То, что явлено в квадрате 3, – символ. Иногда его назовут «образным понятием», и это тоже верно. Образно через что-то иное символ дает понять смысл совершенно другого. Разнообразие типов символа и всех его проявлений не будем здесь принимать во внимание, потому что говорим мы только о символе в слове.

В трудах, посвященных изучению концептуального поля сознания, мы найдем различные представления о том, что именно в словесном знаке являет нам концепт. Преобладает, разумеется, логическая установка: концепт есть понятие. Даже различая понятие и концепт, некоторые ученые все же сводят концепт только к понятию, отрицая содержательный смысл образа и символа или, на худой конец, признавая за ними вспомогательное значение.
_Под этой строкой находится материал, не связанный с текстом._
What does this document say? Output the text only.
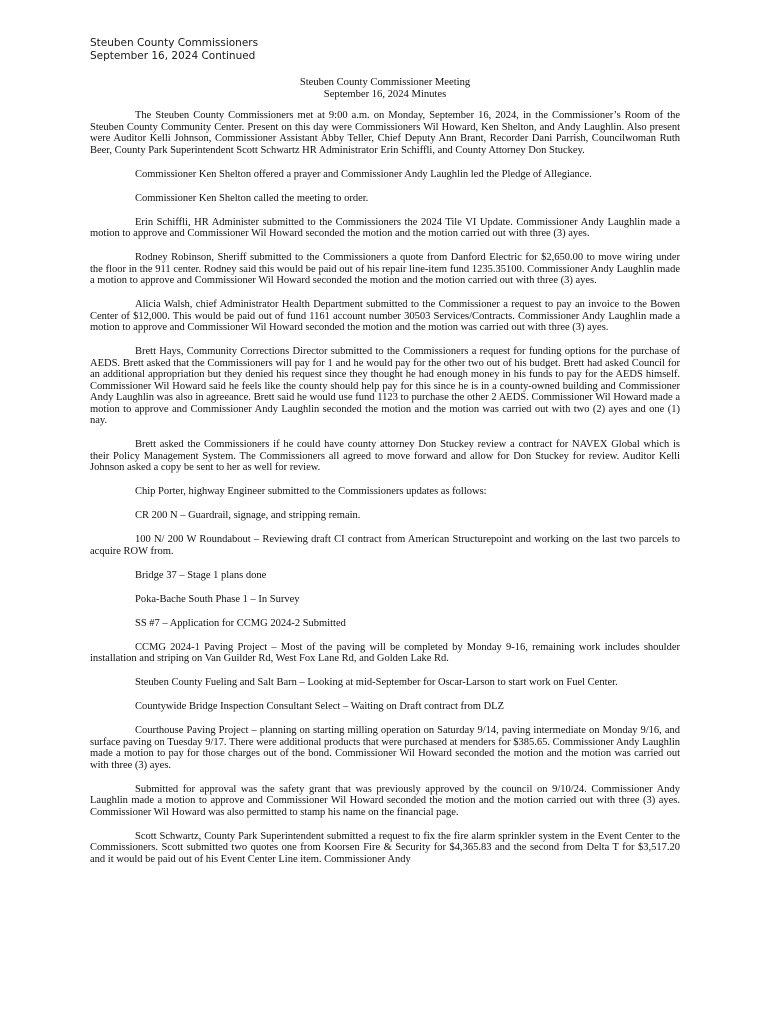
Steuben County Commissioners
September 16, 2024 Continued
Steuben County Commissioner Meeting
September 16, 2024 Minutes

The Steuben County Commissioners met at 9:00 a.m. on Monday, September 16, 2024, in the Commissioner’s Room of the Steuben County Community Center. Present on this day were Commissioners Wil Howard, Ken Shelton, and Andy Laughlin. Also present were Auditor Kelli Johnson, Commissioner Assistant Abby Teller, Chief Deputy Ann Brant, Recorder Dani Parrish, Councilwoman Ruth Beer, County Park Superintendent Scott Schwartz HR Administrator Erin Schiffli, and County Attorney Don Stuckey.

Commissioner Ken Shelton offered a prayer and Commissioner Andy Laughlin led the Pledge of Allegiance.

Commissioner Ken Shelton called the meeting to order.

Erin Schiffli, HR Administer submitted to the Commissioners the 2024 Tile VI Update. Commissioner Andy Laughlin made a motion to approve and Commissioner Wil Howard seconded the motion and the motion carried out with three (3) ayes.

Rodney Robinson, Sheriff submitted to the Commissioners a quote from Danford Electric for $2,650.00 to move wiring under the floor in the 911 center. Rodney said this would be paid out of his repair line-item fund 1235.35100. Commissioner Andy Laughlin made a motion to approve and Commissioner Wil Howard seconded the motion and the motion carried out with three (3) ayes.

Alicia Walsh, chief Administrator Health Department submitted to the Commissioner a request to pay an invoice to the Bowen Center of $12,000. This would be paid out of fund 1161 account number 30503 Services/Contracts. Commissioner Andy Laughlin made a motion to approve and Commissioner Wil Howard seconded the motion and the motion was carried out with three (3) ayes.

Brett Hays, Community Corrections Director submitted to the Commissioners a request for funding options for the purchase of AEDS. Brett asked that the Commissioners will pay for 1 and he would pay for the other two out of his budget. Brett had asked Council for an additional appropriation but they denied his request since they thought he had enough money in his funds to pay for the AEDS himself. Commissioner Wil Howard said he feels like the county should help pay for this since he is in a county-owned building and Commissioner Andy Laughlin was also in agreeance. Brett said he would use fund 1123 to purchase the other 2 AEDS. Commissioner Wil Howard made a motion to approve and Commissioner Andy Laughlin seconded the motion and the motion was carried out with two (2) ayes and one (1) nay.

Brett asked the Commissioners if he could have county attorney Don Stuckey review a contract for NAVEX Global which is their Policy Management System. The Commissioners all agreed to move forward and allow for Don Stuckey for review. Auditor Kelli Johnson asked a copy be sent to her as well for review.

Chip Porter, highway Engineer submitted to the Commissioners updates as follows:

CR 200 N – Guardrail, signage, and stripping remain.

100 N/ 200 W Roundabout – Reviewing draft CI contract from American Structurepoint and working on the last two parcels to acquire ROW from.

Bridge 37 – Stage 1 plans done

Poka-Bache South Phase 1 – In Survey

SS #7 – Application for CCMG 2024-2 Submitted

CCMG 2024-1 Paving Project – Most of the paving will be completed by Monday 9-16, remaining work includes shoulder installation and striping on Van Guilder Rd, West Fox Lane Rd, and Golden Lake Rd.

Steuben County Fueling and Salt Barn – Looking at mid-September for Oscar-Larson to start work on Fuel Center.

Countywide Bridge Inspection Consultant Select – Waiting on Draft contract from DLZ

Courthouse Paving Project – planning on starting milling operation on Saturday 9/14, paving intermediate on Monday 9/16, and surface paving on Tuesday 9/17. There were additional products that were purchased at menders for $385.65. Commissioner Andy Laughlin made a motion to pay for those charges out of the bond. Commissioner Wil Howard seconded the motion and the motion was carried out with three (3) ayes.

Submitted for approval was the safety grant that was previously approved by the council on 9/10/24. Commissioner Andy Laughlin made a motion to approve and Commissioner Wil Howard seconded the motion and the motion carried out with three (3) ayes. Commissioner Wil Howard was also permitted to stamp his name on the financial page.

Scott Schwartz, County Park Superintendent submitted a request to fix the fire alarm sprinkler system in the Event Center to the Commissioners. Scott submitted two quotes one from Koorsen Fire & Security for $4,365.83 and the second from Delta T for $3,517.20 and it would be paid out of his Event Center Line item. Commissioner Andy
Таковы академические издания под общим названием «Логический анализ языка». Здесь представлена, за редкими исключениями, номиналистическая точка зрения на идею и слово, разбираются ключевые слова любой культуры и всякого в принципе языка (например, истина, долг, судьба, добро, зло, закон, порядок, красота, свобода и др.). Они подаются вне времени и пространства как типологические общности, сформированные под знаком понятия-концепта, но на русском текстовом материале.
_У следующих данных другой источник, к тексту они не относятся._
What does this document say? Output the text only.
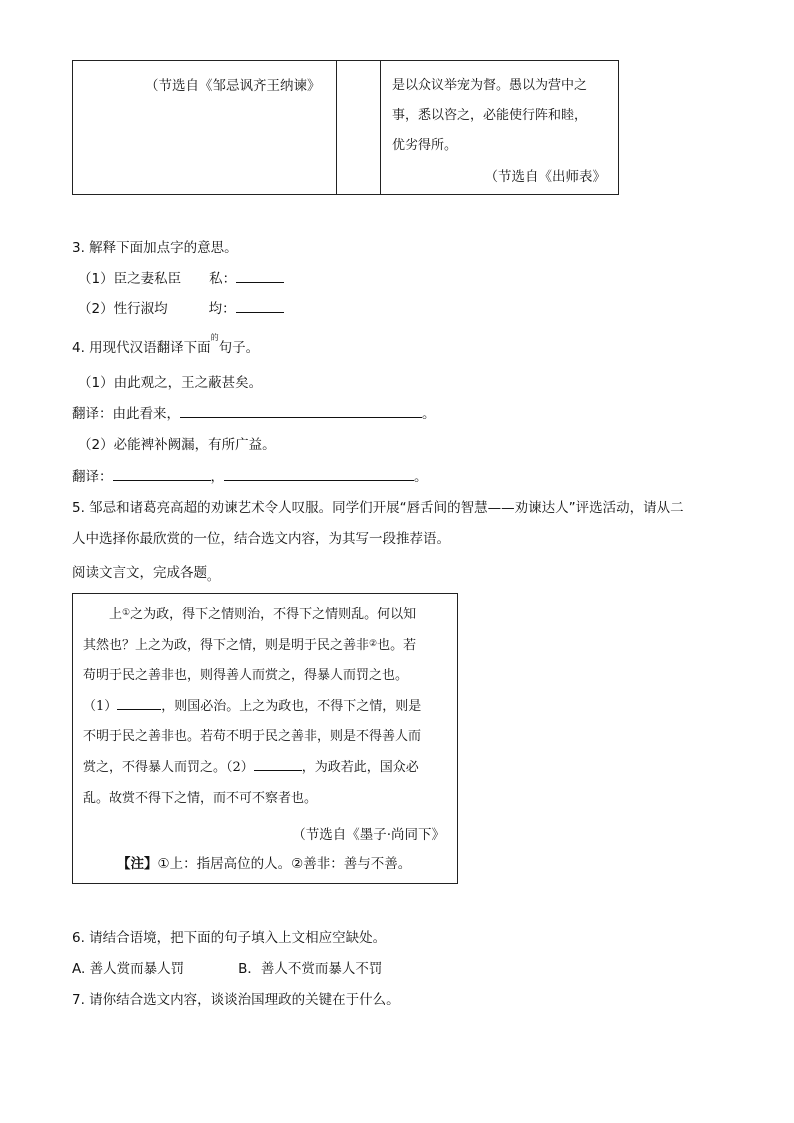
（节选自《邹忌讽齐王纳谏》	是以众议举宠为督。愚以为营中之
事，悉以咨之，必能使行阵和睦，
优劣得所。
（节选自《出师表》
3. 解释下面加点字的意思。
（1）臣之妻私臣 私：
（2）性行淑均	均：
4. 用现代汉语翻译下面$^的$句子。
（1）由此观之，王之蔽甚矣。
翻译：由此看来，	。
（2）必能裨补阙漏，有所广益。
翻译：	，	。
5. 邹忌和诸葛亮高超的劝谏艺术令人叹服。同学们开展“唇舌间的智慧——劝谏达人”评选活动，请从二
人中选择你最欣赏的一位，结合选文内容，为其写一段推荐语。
阅读文言文，完成各题。
上①之为政，得下之情则治，不得下之情则乱。何以知
其然也？上之为政，得下之情，则是明于民之善非②也。若
苟明于民之善非也，则得善人而赏之，得暴人而罚之也。
（1）	，则国必治。上之为政也，不得下之情，则是
不明于民之善非也。若苟不明于民之善非，则是不得善人而
赏之，不得暴人而罚之。（2）	，为政若此，国众必
乱。故赏不得下之情，而不可不察者也。
（节选自《墨子·尚同下》
【注】①上：指居高位的人。②善非：善与不善。
6. 请结合语境，把下面的句子填入上文相应空缺处。
A. 善人赏而暴人罚	B．善人不赏而暴人不罚
7. 请你结合选文内容，谈谈治国理政的关键在于什么。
Возможно и иное представление о ментальности – не со стороны понятия, а со стороны образа (образной картины мира): «Картина мира существует в нашем сознании в довольно смутном виде, в неоформленном и неотрефлектированном состоянии», «она формирует стратегии жизнедеятельности... и цель жизни отдельного человека». Смена культурной парадигмы понимается здесь как момент, когда «новое умо-зрение дает и новую очевидность», как некоторое воспроизведение мира, «субъективный образ объективной реальности», феноменологически представленная модель мира путем развернутого суждения об этом мире, потому что реально концептуальные поля соответствуют естественному членению мира, но только «язык сохранил следы прежней картины мира» [Роль 1988: 27, 149]. Если логическая версия концептума призвана обосновать «общечеловеческий» характер всякого концепта как мыслимого идеала, то версия «картины мира» описывает заключительный момент в развитии национальных концептов, представляя их как состоявшуюся в обыденном сознании и навеки устоявшуюся идею.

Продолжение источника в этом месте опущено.